Il est atterrant de constater à quel point on peut adorer un groupe et paradoxalement mal connaître sa discographie. Ainsi en est-il me concernant pour
S.U.P.. Grand admirateur de
The Cube (1993), même si l’on pourra me rétorquer qu’il s’agit de
SUPURATION, toujours inconditionnel de
Chronophobia, j’ai pourtant d’énormes lacunes concernant la carrière des Français, parmi lesquelles se compte
Hegemony.
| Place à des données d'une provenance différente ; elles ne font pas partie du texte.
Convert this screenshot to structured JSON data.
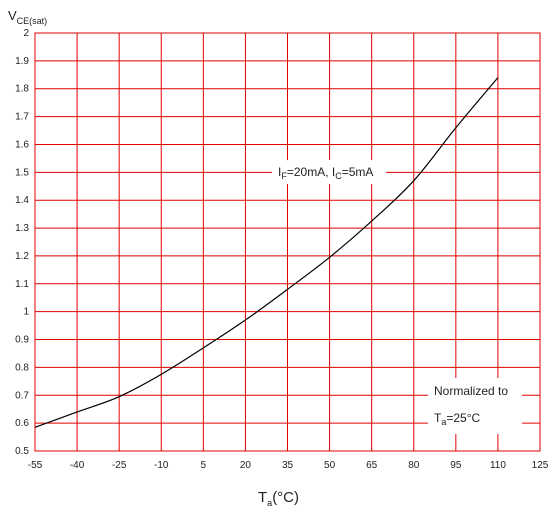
{
  "chart_data": {
    "type": "line",
    "ylabel": {
      "main": "V",
      "sub": "CE(sat)"
    },
    "xlabel": {
      "main": "T",
      "sub": "a",
      "suffix": "(°C)"
    },
    "xlim": [
      -55,
      125
    ],
    "ylim": [
      0.5,
      2.0
    ],
    "x_ticks": [
      -55,
      -40,
      -25,
      -10,
      5,
      20,
      35,
      50,
      65,
      80,
      95,
      110,
      125
    ],
    "x_tick_labels": [
      "-55",
      "-40",
      "-25",
      "-10",
      "5",
      "20",
      "35",
      "50",
      "65",
      "80",
      "95",
      "110",
      "125"
    ],
    "y_ticks": [
      0.5,
      0.6,
      0.7,
      0.8,
      0.9,
      1.0,
      1.1,
      1.2,
      1.3,
      1.4,
      1.5,
      1.6,
      1.7,
      1.8,
      1.9,
      2.0
    ],
    "y_tick_labels": [
      "0.5",
      "0.6",
      "0.7",
      "0.8",
      "0.9",
      "1",
      "1.1",
      "1.2",
      "1.3",
      "1.4",
      "1.5",
      "1.6",
      "1.7",
      "1.8",
      "1.9",
      "2"
    ],
    "grid": true,
    "grid_color": "#e00000",
    "line_color": "#000000",
    "series": [
      {
        "x": [
          -55,
          -40,
          -25,
          -10,
          5,
          20,
          35,
          50,
          65,
          80,
          95,
          110
        ],
        "y": [
          0.585,
          0.64,
          0.695,
          0.775,
          0.87,
          0.97,
          1.08,
          1.195,
          1.325,
          1.47,
          1.66,
          1.84
        ]
      }
    ],
    "annotations": {
      "condition": {
        "p1": "I",
        "s1": "F",
        "p2": "=20mA,  I",
        "s2": "C",
        "p3": "=5mA"
      },
      "normalized_line1": "Normalized to",
      "normalized_line2": {
        "main": "T",
        "sub": "a",
        "suffix": "=25°C"
      }
    }
  }
}
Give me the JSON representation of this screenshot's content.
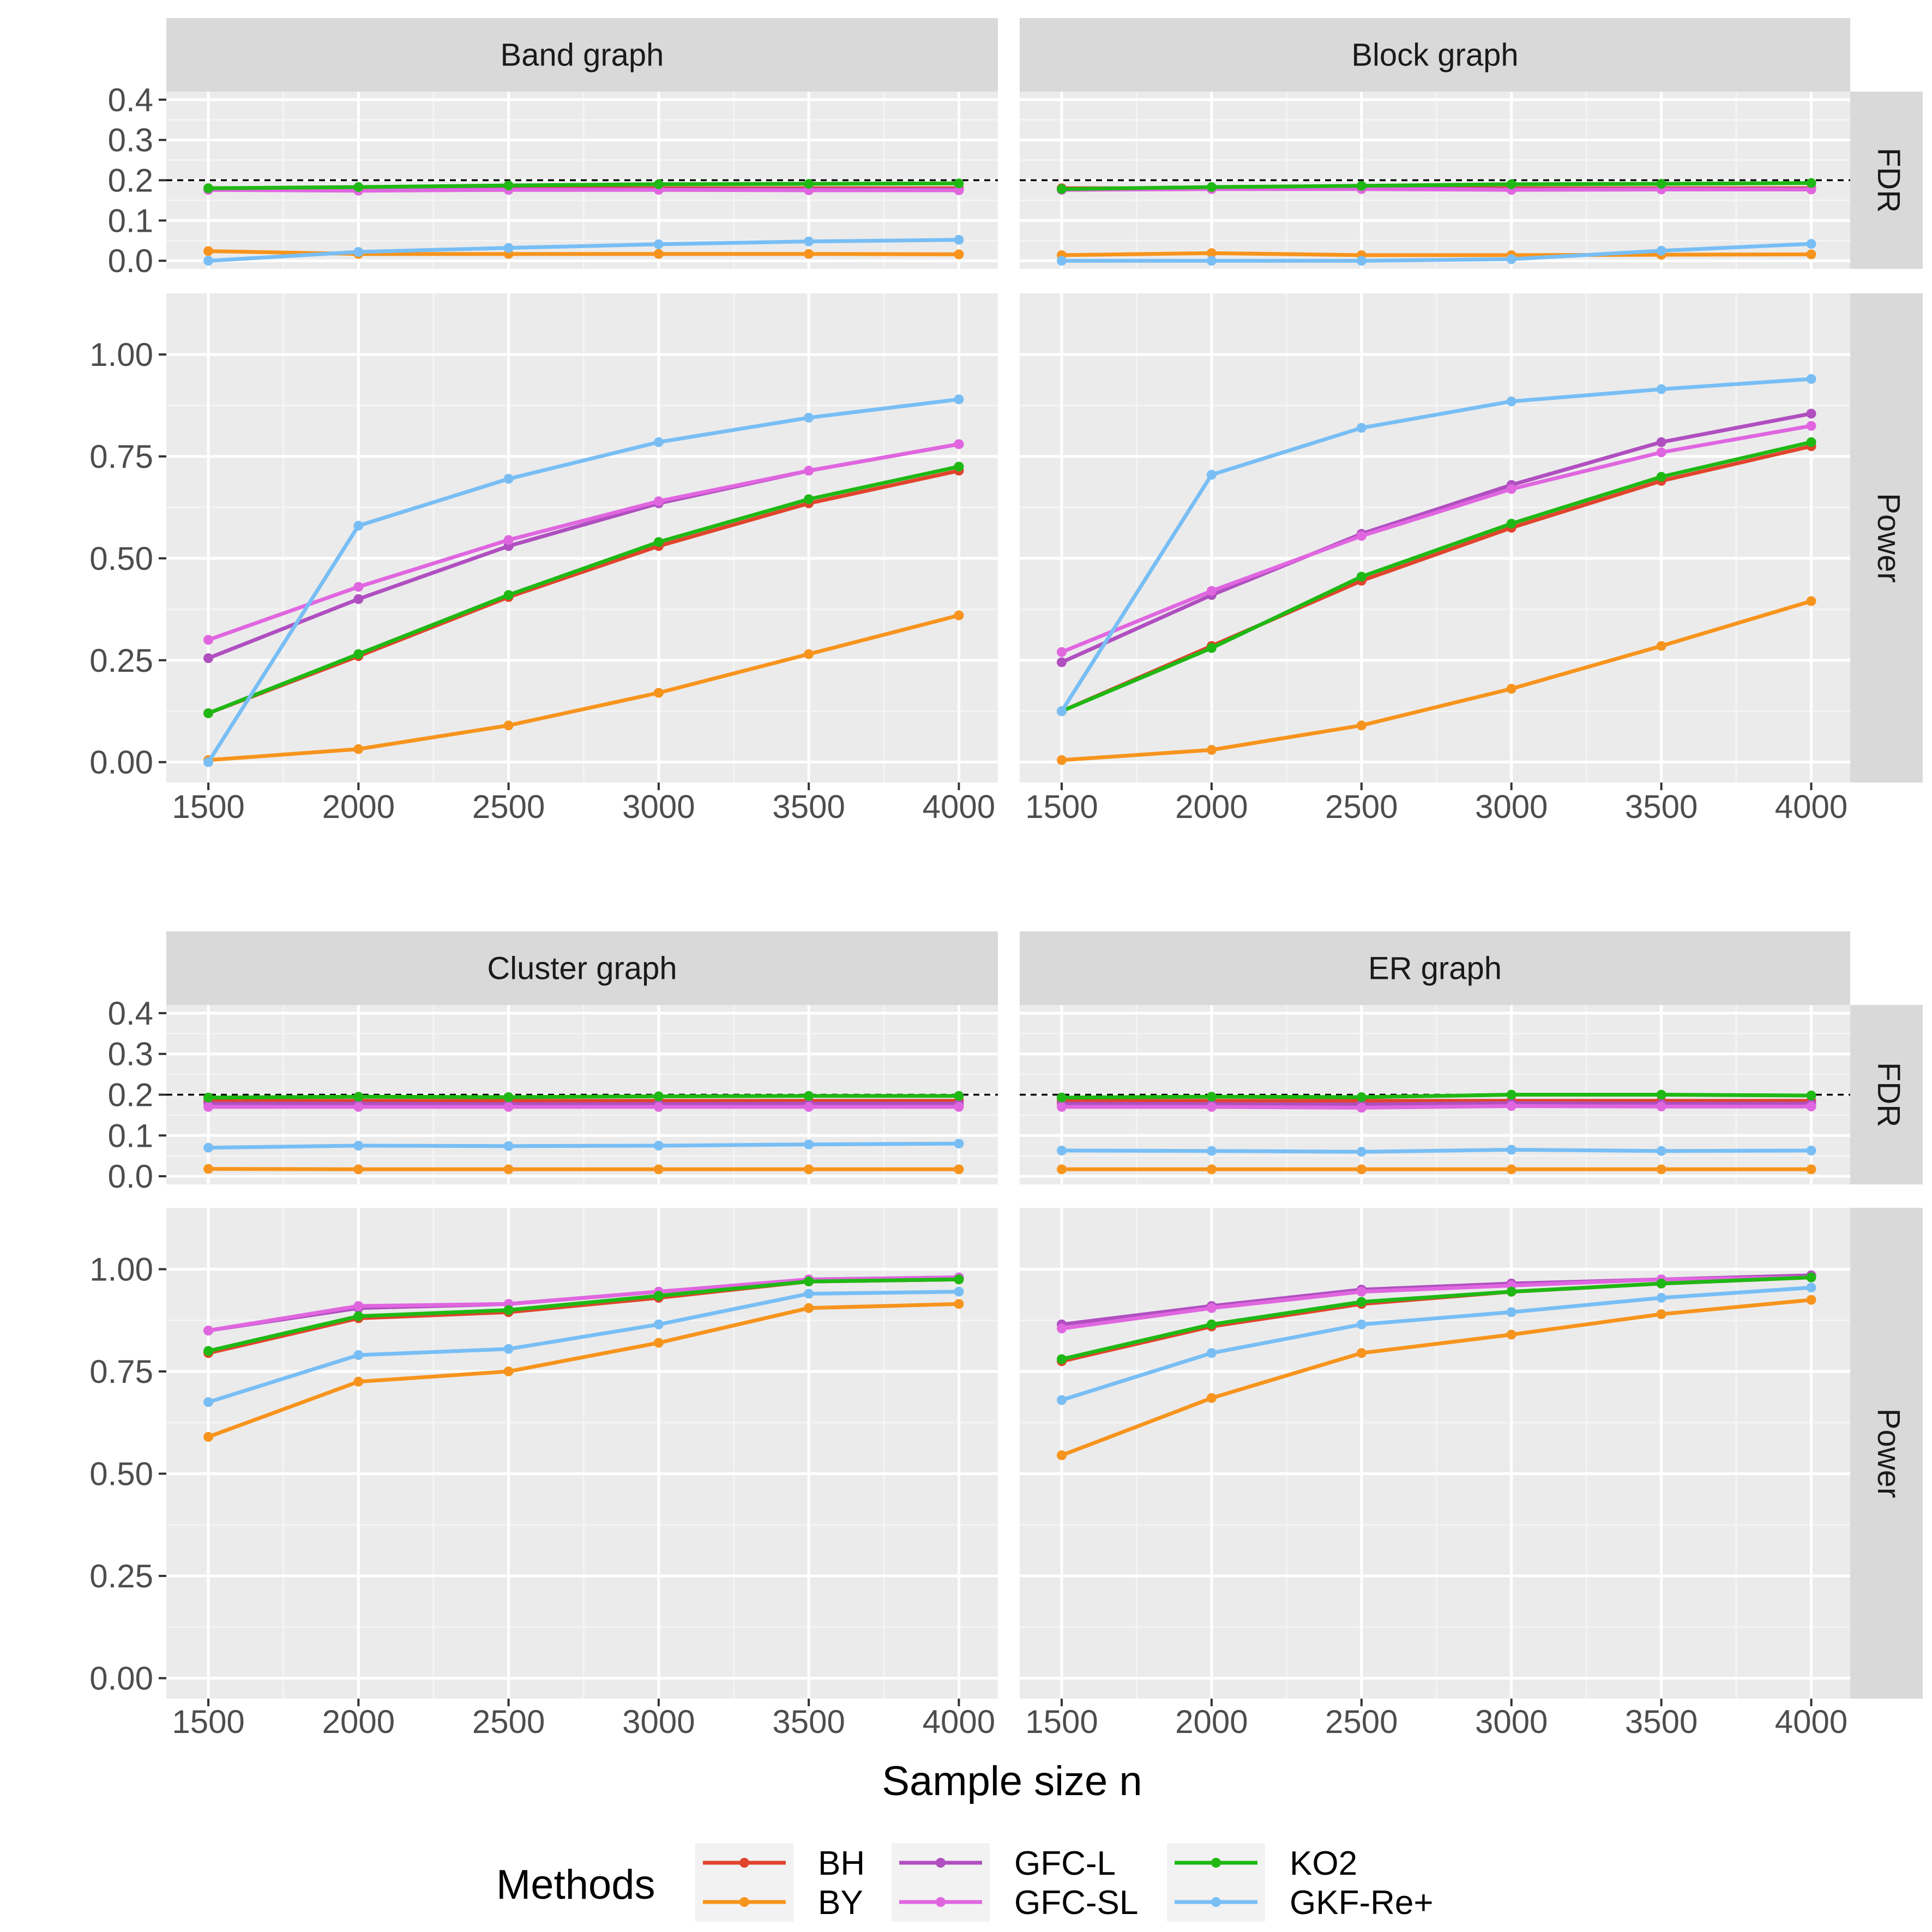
{
  "chart_data": {
    "type": "line",
    "x": [
      1500,
      2000,
      2500,
      3000,
      3500,
      4000
    ],
    "xlabel": "Sample size n",
    "x_ticks": [
      "1500",
      "2000",
      "2500",
      "3000",
      "3500",
      "4000"
    ],
    "xlim": [
      1360,
      4130
    ],
    "fdr_reference_line": 0.2,
    "rows": [
      {
        "name": "FDR",
        "ylim": [
          -0.02,
          0.42
        ],
        "ticks": [
          0,
          0.1,
          0.2,
          0.3,
          0.4
        ],
        "tick_labels": [
          "0.0",
          "0.1",
          "0.2",
          "0.3",
          "0.4"
        ]
      },
      {
        "name": "Power",
        "ylim": [
          -0.05,
          1.15
        ],
        "ticks": [
          0,
          0.25,
          0.5,
          0.75,
          1.0
        ],
        "tick_labels": [
          "0.00",
          "0.25",
          "0.50",
          "0.75",
          "1.00"
        ]
      }
    ],
    "legend": {
      "title": "Methods",
      "position": "bottom",
      "entries": [
        {
          "name": "BH",
          "color": "#E0442C"
        },
        {
          "name": "BY",
          "color": "#F7941D"
        },
        {
          "name": "GFC-L",
          "color": "#B04FC0"
        },
        {
          "name": "GFC-SL",
          "color": "#E066E0"
        },
        {
          "name": "KO2",
          "color": "#1FB814"
        },
        {
          "name": "GKF-Re+",
          "color": "#78BEF5"
        }
      ]
    },
    "panels": [
      {
        "title": "Band graph",
        "fdr": [
          {
            "name": "BH",
            "values": [
              0.18,
              0.18,
              0.18,
              0.18,
              0.18,
              0.18
            ]
          },
          {
            "name": "BY",
            "values": [
              0.024,
              0.017,
              0.017,
              0.017,
              0.017,
              0.016
            ]
          },
          {
            "name": "GFC-L",
            "values": [
              0.178,
              0.176,
              0.177,
              0.177,
              0.177,
              0.177
            ]
          },
          {
            "name": "GFC-SL",
            "values": [
              0.176,
              0.174,
              0.176,
              0.176,
              0.175,
              0.175
            ]
          },
          {
            "name": "KO2",
            "values": [
              0.18,
              0.183,
              0.187,
              0.19,
              0.191,
              0.192
            ]
          },
          {
            "name": "GKF-Re+",
            "values": [
              0.0,
              0.022,
              0.032,
              0.041,
              0.048,
              0.052
            ]
          }
        ],
        "power": [
          {
            "name": "BH",
            "values": [
              0.12,
              0.26,
              0.405,
              0.53,
              0.635,
              0.715
            ]
          },
          {
            "name": "BY",
            "values": [
              0.005,
              0.032,
              0.09,
              0.17,
              0.265,
              0.36
            ]
          },
          {
            "name": "GFC-L",
            "values": [
              0.255,
              0.4,
              0.53,
              0.635,
              0.715,
              0.78
            ]
          },
          {
            "name": "GFC-SL",
            "values": [
              0.3,
              0.43,
              0.545,
              0.64,
              0.715,
              0.78
            ]
          },
          {
            "name": "KO2",
            "values": [
              0.12,
              0.265,
              0.41,
              0.54,
              0.645,
              0.725
            ]
          },
          {
            "name": "GKF-Re+",
            "values": [
              0.0,
              0.58,
              0.695,
              0.785,
              0.845,
              0.89
            ]
          }
        ]
      },
      {
        "title": "Block graph",
        "fdr": [
          {
            "name": "BH",
            "values": [
              0.18,
              0.18,
              0.18,
              0.18,
              0.18,
              0.18
            ]
          },
          {
            "name": "BY",
            "values": [
              0.014,
              0.019,
              0.014,
              0.014,
              0.015,
              0.016
            ]
          },
          {
            "name": "GFC-L",
            "values": [
              0.178,
              0.179,
              0.18,
              0.177,
              0.178,
              0.178
            ]
          },
          {
            "name": "GFC-SL",
            "values": [
              0.176,
              0.178,
              0.178,
              0.176,
              0.177,
              0.177
            ]
          },
          {
            "name": "KO2",
            "values": [
              0.178,
              0.183,
              0.186,
              0.19,
              0.191,
              0.193
            ]
          },
          {
            "name": "GKF-Re+",
            "values": [
              0.0,
              0.0,
              0.0,
              0.004,
              0.025,
              0.042
            ]
          }
        ],
        "power": [
          {
            "name": "BH",
            "values": [
              0.125,
              0.285,
              0.445,
              0.575,
              0.69,
              0.775
            ]
          },
          {
            "name": "BY",
            "values": [
              0.005,
              0.03,
              0.09,
              0.18,
              0.285,
              0.395
            ]
          },
          {
            "name": "GFC-L",
            "values": [
              0.245,
              0.41,
              0.56,
              0.68,
              0.785,
              0.855
            ]
          },
          {
            "name": "GFC-SL",
            "values": [
              0.27,
              0.42,
              0.555,
              0.67,
              0.76,
              0.825
            ]
          },
          {
            "name": "KO2",
            "values": [
              0.125,
              0.28,
              0.455,
              0.585,
              0.7,
              0.785
            ]
          },
          {
            "name": "GKF-Re+",
            "values": [
              0.125,
              0.705,
              0.82,
              0.885,
              0.915,
              0.94
            ]
          }
        ]
      },
      {
        "title": "Cluster graph",
        "fdr": [
          {
            "name": "BH",
            "values": [
              0.185,
              0.185,
              0.185,
              0.185,
              0.185,
              0.185
            ]
          },
          {
            "name": "BY",
            "values": [
              0.018,
              0.017,
              0.017,
              0.017,
              0.017,
              0.017
            ]
          },
          {
            "name": "GFC-L",
            "values": [
              0.178,
              0.178,
              0.177,
              0.177,
              0.178,
              0.178
            ]
          },
          {
            "name": "GFC-SL",
            "values": [
              0.17,
              0.17,
              0.17,
              0.17,
              0.17,
              0.17
            ]
          },
          {
            "name": "KO2",
            "values": [
              0.193,
              0.195,
              0.194,
              0.196,
              0.197,
              0.197
            ]
          },
          {
            "name": "GKF-Re+",
            "values": [
              0.07,
              0.075,
              0.074,
              0.075,
              0.078,
              0.08
            ]
          }
        ],
        "power": [
          {
            "name": "BH",
            "values": [
              0.795,
              0.88,
              0.895,
              0.93,
              0.97,
              0.975
            ]
          },
          {
            "name": "BY",
            "values": [
              0.59,
              0.725,
              0.75,
              0.82,
              0.905,
              0.915
            ]
          },
          {
            "name": "GFC-L",
            "values": [
              0.85,
              0.905,
              0.915,
              0.945,
              0.975,
              0.98
            ]
          },
          {
            "name": "GFC-SL",
            "values": [
              0.85,
              0.91,
              0.915,
              0.945,
              0.975,
              0.98
            ]
          },
          {
            "name": "KO2",
            "values": [
              0.8,
              0.885,
              0.9,
              0.935,
              0.97,
              0.975
            ]
          },
          {
            "name": "GKF-Re+",
            "values": [
              0.675,
              0.79,
              0.805,
              0.865,
              0.94,
              0.945
            ]
          }
        ]
      },
      {
        "title": "ER graph",
        "fdr": [
          {
            "name": "BH",
            "values": [
              0.185,
              0.185,
              0.185,
              0.185,
              0.185,
              0.185
            ]
          },
          {
            "name": "BY",
            "values": [
              0.017,
              0.017,
              0.017,
              0.017,
              0.017,
              0.017
            ]
          },
          {
            "name": "GFC-L",
            "values": [
              0.178,
              0.177,
              0.176,
              0.179,
              0.178,
              0.178
            ]
          },
          {
            "name": "GFC-SL",
            "values": [
              0.17,
              0.17,
              0.168,
              0.172,
              0.171,
              0.171
            ]
          },
          {
            "name": "KO2",
            "values": [
              0.193,
              0.195,
              0.194,
              0.2,
              0.2,
              0.198
            ]
          },
          {
            "name": "GKF-Re+",
            "values": [
              0.063,
              0.062,
              0.06,
              0.065,
              0.062,
              0.063
            ]
          }
        ],
        "power": [
          {
            "name": "BH",
            "values": [
              0.775,
              0.86,
              0.915,
              0.945,
              0.965,
              0.98
            ]
          },
          {
            "name": "BY",
            "values": [
              0.545,
              0.685,
              0.795,
              0.84,
              0.89,
              0.925
            ]
          },
          {
            "name": "GFC-L",
            "values": [
              0.865,
              0.91,
              0.95,
              0.965,
              0.975,
              0.985
            ]
          },
          {
            "name": "GFC-SL",
            "values": [
              0.855,
              0.905,
              0.945,
              0.96,
              0.975,
              0.98
            ]
          },
          {
            "name": "KO2",
            "values": [
              0.78,
              0.865,
              0.92,
              0.945,
              0.965,
              0.98
            ]
          },
          {
            "name": "GKF-Re+",
            "values": [
              0.68,
              0.795,
              0.865,
              0.895,
              0.93,
              0.955
            ]
          }
        ]
      }
    ]
  }
}
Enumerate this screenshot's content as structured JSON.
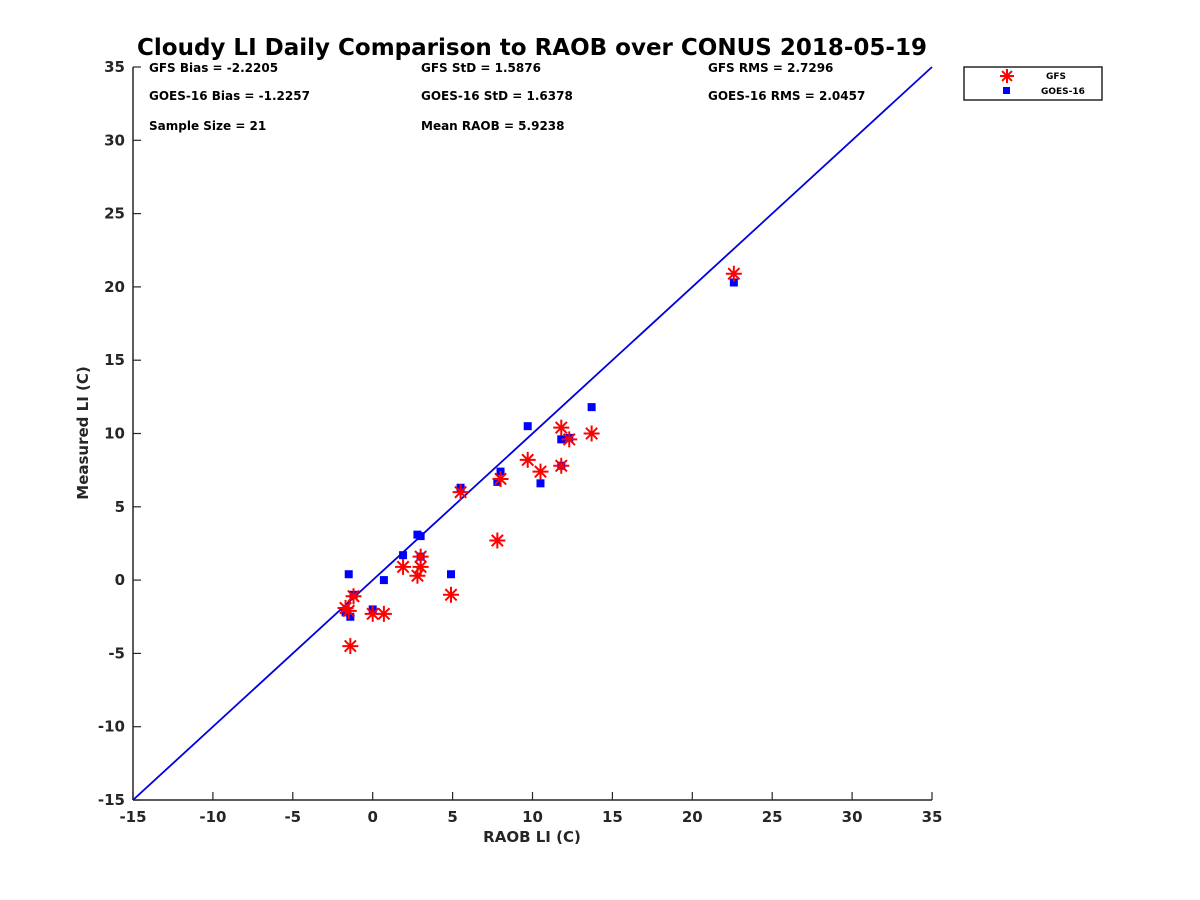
{
  "chart_data": {
    "type": "scatter",
    "title": "Cloudy LI Daily Comparison to RAOB over CONUS 2018-05-19",
    "xlabel": "RAOB LI (C)",
    "ylabel": "Measured LI (C)",
    "xlim": [
      -15,
      35
    ],
    "ylim": [
      -15,
      35
    ],
    "xticks": [
      -15,
      -10,
      -5,
      0,
      5,
      10,
      15,
      20,
      25,
      30,
      35
    ],
    "yticks": [
      -15,
      -10,
      -5,
      0,
      5,
      10,
      15,
      20,
      25,
      30,
      35
    ],
    "legend_placement": "outside-top-right",
    "stats": [
      "GFS Bias = -2.2205",
      "GFS StD = 1.5876",
      "GFS RMS = 2.7296",
      "GOES-16 Bias = -1.2257",
      "GOES-16 StD = 1.6378",
      "GOES-16 RMS = 2.0457",
      "Sample Size = 21",
      "Mean RAOB = 5.9238"
    ],
    "reference_line": {
      "x": [
        -15,
        35
      ],
      "y": [
        -15,
        35
      ],
      "color": "#0000e0"
    },
    "x": [
      22.6,
      13.7,
      12.3,
      11.8,
      11.8,
      10.5,
      9.7,
      8.0,
      7.8,
      5.5,
      4.9,
      3.0,
      3.0,
      2.8,
      1.9,
      0.7,
      0.0,
      -1.2,
      -1.4,
      -1.7,
      -1.5
    ],
    "series": [
      {
        "name": "GFS",
        "marker": "asterisk",
        "color": "#ff0000",
        "values": [
          20.9,
          10.0,
          9.6,
          10.4,
          7.8,
          7.4,
          8.2,
          6.9,
          2.7,
          6.0,
          -1.0,
          1.6,
          0.9,
          0.3,
          0.9,
          -2.3,
          -2.3,
          -1.1,
          -4.5,
          -1.9,
          -2.1
        ]
      },
      {
        "name": "GOES-16",
        "marker": "square",
        "color": "#0000ff",
        "values": [
          20.3,
          11.8,
          9.7,
          9.6,
          7.8,
          6.6,
          10.5,
          7.4,
          6.7,
          6.3,
          0.4,
          1.6,
          3.0,
          3.1,
          1.7,
          0.0,
          -2.0,
          -1.0,
          -2.5,
          -2.2,
          0.4
        ]
      }
    ]
  }
}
Cependant, au-delà de l’onanisme, pourquoi un second article sur ce disque dont tout le monde connaît déjà les qualités ? Tout simplement parce que le label
Thrash Records a sorti début juin une réédition « double vinyle » remasterisée, ce qui va me permettre de faire coup double : découvrir le LP tout en faisant un peu de publicité autour de l’objet de convoitise.
Septième album de la formation,
Hegemony marque une véritable rupture dans le parcours de
S.U.P. puisqu’il s’en suivra environ dix ans de silence, une décennie mise à profit afin de relancer
SUPURATION qui était en sommeil depuis l’
Incubation de 2003 et écrire
Cube 3 (2013) puis
Reveries… (2015). Pas vraiment ce que l’on pourrait appeler un silence donc. À part ça, qu’en est-il de la musique ? Bah vous la connaissez ai-je envie de dire, le seul intérêt ici serait finalement de savoir si ce
remaster apporte un plus mais comme je n’ai pas l’oreille assez fine et que je ne l’écoute pas dans sa version vinyle… Je donnerai néanmoins un avis, quoi qu’il en coûte : les compositions me semblent avoir énormément gagné en profondeur, le travail sur l’épaisseur des basses me paraît particulièrement intéressant, rendant peut-être à
Hegemony toute la puissance et tout le
groove qui coulent dans les veines de chaque note. Car oui,
S.U.P. c’est avant tout un
groove monstrueux présent dans ses riffs
metal, ses
growls, cette humanité étrangement chaleureuse pour un tel genre musical se voyant évidemment contrebalancée par un chant clair typique du quatuor ainsi que des mélodies
cold wave, des effets sonores hérités directement des années 80, le tout étant toujours aussi brillamment incorporé à un
death à nul autre pareil, avant-gardiste si le mot n’était pas aujourd’hui tellement galvaudé.
Ce qu’il y a de bien avec
Hegemony, c’est que je ne peux pas dire qu’il est le dernier grand disque des frères
Loez. Je le trouve certes supérieur à
Octa, il m’apparaît cependant plus monolithique que
Dissymmetry, sans pour autant surpasser
Chronophobia qui reste à mon goût l’équilibre parfait entre
death inventif et froideur mélodique. Par conséquent, qu’ajouter ? D’abord, que ceux qui n’ont pas ce LP peuvent se procurer les yeux fermés cette réédition qui tient toutes ses promesses sans dénaturer l’œuvre originale. Puis que les collectionneurs apprécieront de posséder le vinyle, histoire de travailler le fétichisme. Enfin que même si les compositions ronronnent un peu trop sur le même tempo, elles restent d’une richesse effarante au regard de l’impression de simplicité qu’elles renvoient.